I'm doing some onboarding paperwork to join a new company, and the forms are supposedly optimized for IE 9 and Safari 5. I try to make them work on, in this order: Chrome for Mac, Safari for Mac, Chrome on Chromebook, and IE on Surface. None of them work. I called the help desk and they said "Well, you better come on into the office and use one of our machines." This from a company that has more than 10,000 locations in the US. Awesome.
Companies lag behind in a lot of tech areas, which is understandable, but also pretty dangerous given how many browser updates are made for security fixes.
My Old Dell Studio Laptop is on Life Support. I've resurrected it a few times by pushing F12 and putting it through diagnostics. When it's done with that, I reboot and it magically works again. So I want a new laptop. My techy relative says to say NO to Win 8. All I know is Microsoft and some apps (FLASH) does not work on Android or Mobile Platforms. Soooooo. What do I get. Don't want to spend too much. I was hoping no more than $600. I don't do gaming. Email, Facebook, Video, Excel, and Word.
While it's not available everywhere, you can still buy Windows 7 on a fair number of machines. It sounds like you just need a moderate priced laptop with Microsoft Office. Dell actually has some models within your price range that come with Windows 7 on their Web site, if you were happy with your last choice there.
Am I missing something? I seem to be able to drive around all day listening to my music or podcasts on the headset, and there's still plenty of battery left. The only thing I can put a finger on is that I close any unused apps, but I assume everyone does this.
Not missing something per se -- just that not everyone is going to have the same exact ezperience. Battery life varies from device to device depending on user behavior and environmental factors, plus the ability to keep a charge does degrade over time -- so no, you're not imagining it when it seems like your laptop battery doesn't last as long as it used to.
So some CEO, at whatever that recent conference was, bemoaned the state of internet speeds in the US. Basically said we were no better than a third-world country. Is this true? 'Cause my internet at home is pretty darn fast.

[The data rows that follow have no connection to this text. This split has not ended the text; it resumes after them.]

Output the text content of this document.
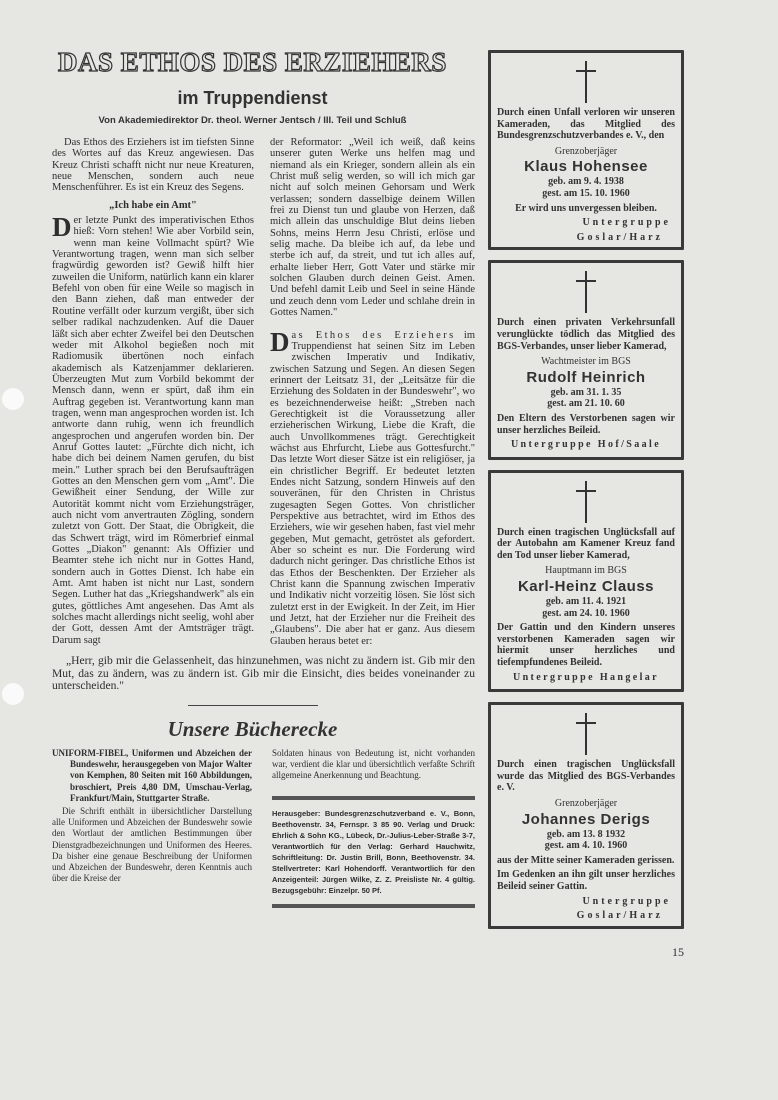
DAS ETHOS DES ERZIEHERS
im Truppendienst
Von Akademiedirektor Dr. theol. Werner Jentsch / III. Teil und Schluß

Das Ethos des Erziehers ist im tiefsten Sinne des Wortes auf das Kreuz angewiesen. Das Kreuz Christi schafft nicht nur neue Kreaturen, neue Menschen, sondern auch neue Menschenführer. Es ist ein Kreuz des Segens.

„Ich habe ein Amt"

Der letzte Punkt des imperativischen Ethos hieß: Vorn stehen! Wie aber Vorbild sein, wenn man keine Vollmacht spürt? Wie Verantwortung tragen, wenn man sich selber fragwürdig geworden ist? Gewiß hilft hier zuweilen die Uniform, natürlich kann ein klarer Befehl von oben für eine Weile so magisch in den Bann ziehen, daß man entweder der Routine verfällt oder kurzum vergißt, über sich selber radikal nachzudenken. Auf die Dauer läßt sich aber echter Zweifel bei den Deutschen weder mit Alkohol begießen noch mit Radiomusik übertönen noch einfach akademisch als Katzenjammer deklarieren. Überzeugten Mut zum Vorbild bekommt der Mensch dann, wenn er spürt, daß ihm ein Auftrag gegeben ist. Verantwortung kann man tragen, wenn man angesprochen worden ist. Ich antworte dann ruhig, wenn ich freundlich angesprochen und angerufen worden bin. Der Anruf Gottes lautet: „Fürchte dich nicht, ich habe dich bei deinem Namen gerufen, du bist mein." Luther sprach bei den Berufsaufträgen Gottes an den Menschen gern vom „Amt". Die Gewißheit einer Sendung, der Wille zur Autorität kommt nicht vom Erziehungsträger, auch nicht vom anvertrauten Zögling, sondern zuletzt von Gott. Der Staat, die Obrigkeit, die das Schwert trägt, wird im Römerbrief einmal Gottes „Diakon" genannt: Als Offizier und Beamter stehe ich nicht nur in Gottes Hand, sondern auch in Gottes Dienst. Ich habe ein Amt. Amt haben ist nicht nur Last, sondern Segen. Luther hat das „Kriegshandwerk" als ein gutes, göttliches Amt angesehen. Das Amt als solches macht allerdings nicht seelig, wohl aber der Gott, dessen Amt der Amtsträger trägt. Darum sagt

der Reformator: „Weil ich weiß, daß keins unserer guten Werke uns helfen mag und niemand als ein Krieger, sondern allein als ein Christ muß selig werden, so will ich mich gar nicht auf solch meinen Gehorsam und Werk verlassen; sondern dasselbige deinem Willen frei zu Dienst tun und glaube von Herzen, daß mich allein das unschuldige Blut deins lieben Sohns, meins Herrn Jesu Christi, erlöse und selig mache. Da bleibe ich auf, da lebe und sterbe ich auf, da streit, und tut ich alles auf, erhalte lieber Herr, Gott Vater und stärke mir solchen Glauben durch deinen Geist. Amen. Und befehl damit Leib und Seel in seine Hände und zeuch denn vom Leder und schlahe drein in Gottes Namen."

Das Ethos des Erziehers im Truppendienst hat seinen Sitz im Leben zwischen Imperativ und Indikativ, zwischen Satzung und Segen. An diesen Segen erinnert der Leitsatz 31, der „Leitsätze für die Erziehung des Soldaten in der Bundeswehr", wo es bezeichnenderweise heißt: „Streben nach Gerechtigkeit ist die Voraussetzung aller erzieherischen Wirkung, Liebe die Kraft, die auch Unvollkommenes trägt. Gerechtigkeit wächst aus Ehrfurcht, Liebe aus Gottesfurcht." Das letzte Wort dieser Sätze ist ein religiöser, ja ein christlicher Begriff. Er bedeutet letzten Endes nicht Satzung, sondern Hinweis auf den souveränen, für den Christen in Christus zugesagten Segen Gottes. Von christlicher Perspektive aus betrachtet, wird im Ethos des Erziehers, wie wir gesehen haben, fast viel mehr gegeben, Mut gemacht, getröstet als gefordert. Aber so scheint es nur. Die Forderung wird dadurch nicht geringer. Das christliche Ethos ist das Ethos der Beschenkten. Der Erzieher als Christ kann die Spannung zwischen Imperativ und Indikativ nicht vorzeitig lösen. Sie löst sich zuletzt erst in der Ewigkeit. In der Zeit, im Hier und Jetzt, hat der Erzieher nur die Freiheit des „Glaubens". Die aber hat er ganz. Aus diesem Glauben heraus betet er:

„Herr, gib mir die Gelassenheit, das hinzunehmen, was nicht zu ändern ist. Gib mir den Mut, das zu ändern, was zu ändern ist. Gib mir die Einsicht, dies beides voneinander zu unterscheiden."
Unsere Bücherecke
UNIFORM-FIBEL, Uniformen und Abzeichen der Bundeswehr, herausgegeben von Major Walter von Kemphen, 80 Seiten mit 160 Abbildungen, broschiert, Preis 4,80 DM, Umschau-Verlag, Frankfurt/Main, Stuttgarter Straße.
Die Schrift enthält in übersichtlicher Darstellung alle Uniformen und Abzeichen der Bundeswehr sowie den Wortlaut der amtlichen Bestimmungen über Dienstgradbezeichnungen und Uniformen des Heeres. Da bisher eine genaue Beschreibung der Uniformen und Abzeichen der Bundeswehr, deren Kenntnis auch über die Kreise der
Soldaten hinaus von Bedeutung ist, nicht vorhanden war, verdient die klar und übersichtlich verfaßte Schrift allgemeine Anerkennung und Beachtung.
Herausgeber: Bundesgrenzschutzverband e. V., Bonn, Beethovenstr. 34, Fernspr. 3 85 90. Verlag und Druck: Ehrlich & Sohn KG., Lübeck, Dr.-Julius-Leber-Straße 3-7, Verantwortlich für den Verlag: Gerhard Hauchwitz, Schriftleitung: Dr. Justin Brill, Bonn, Beethovenstr. 34. Stellvertreter: Karl Hohendorff. Verantwortlich für den Anzeigenteil: Jürgen Wilke, Z. Z. Preisliste Nr. 4 gültig. Bezugsgebühr: Einzelpr. 50 Pf.
Durch einen Unfall verloren wir unseren Kameraden, das Mitglied des Bundesgrenzschutzverbandes e. V., den
Grenzoberjäger
Klaus Hohensee
geb. am 9. 4. 1938
gest. am 15. 10. 1960
Er wird uns unvergessen bleiben.
Untergruppe
Goslar/Harz
Durch einen privaten Verkehrsunfall verunglückte tödlich das Mitglied des BGS-Verbandes, unser lieber Kamerad,
Wachtmeister im BGS
Rudolf Heinrich
geb. am 31. 1. 35
gest. am 21. 10. 60
Den Eltern des Verstorbenen sagen wir unser herzliches Beileid.
Untergruppe Hof/Saale
Durch einen tragischen Unglücksfall auf der Autobahn am Kamener Kreuz fand den Tod unser lieber Kamerad,
Hauptmann im BGS
Karl-Heinz Clauss
geb. am 11. 4. 1921
gest. am 24. 10. 1960
Der Gattin und den Kindern unseres verstorbenen Kameraden sagen wir hiermit unser herzliches und tiefempfundenes Beileid.
Untergruppe Hangelar
Durch einen tragischen Unglücksfall wurde das Mitglied des BGS-Verbandes e. V.
Grenzoberjäger
Johannes Derigs
geb. am 13. 8 1932
gest. am 4. 10. 1960
aus der Mitte seiner Kameraden gerissen.
Im Gedenken an ihn gilt unser herzliches Beileid seiner Gattin.
Untergruppe
Goslar/Harz
15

I believe you're referring to comments from Masayoshi Son, founder and president of Softbank and chairman of Sprint, made at the recent Code conference.
First, we should make clear that Son was talking about wireless Internet speeds, not wired ones. He has motive in raising this point, for sure, since he's trying to buy T-Mobile by arguing a deal like that would improve broadband speeds.
But it is true that some parts of the U.S., mostly rural areas, have really abysmal Internet speeds. We're a big country and our population distribution is pretty unique, in the world.
Son's picture -- he cited stats saying that they reach 700 mbps in parts of Japan on Softbank's LTE vs. the 2.6 mpbs in the U.S. (stats there are from 2012) --is likely more dire and dramatic than the reality, but there's definitely more the U.S. could do if it wants to get every American connected to high-speed broadband.
This was a topic on reddit recently (http://www.reddit.com/r/funny/comments/1egnrr/i_officially_have_lost_all_hope_in_my_hospitals/ ) in response to an image that was mindboggling outside of this context of how the software used by some companies is lagging behind in terms of browser support. The pic: http://i.imgur.com/vOakVSj.jpg
I have a Surface, and use it much in the way that you described during your Surface 3 Pro review. It's a great machine to write on and perform simple tasks that are most easily completed on an actual computer. However, something that was missing, and an item that has continually bugged me about the Surface, is that the Windows App Store is severely lacking. If you do not have a Pro model that allows virtually any plugin to run on IE, the machine is severely hamstrung against its Android and Apple competitors in available content.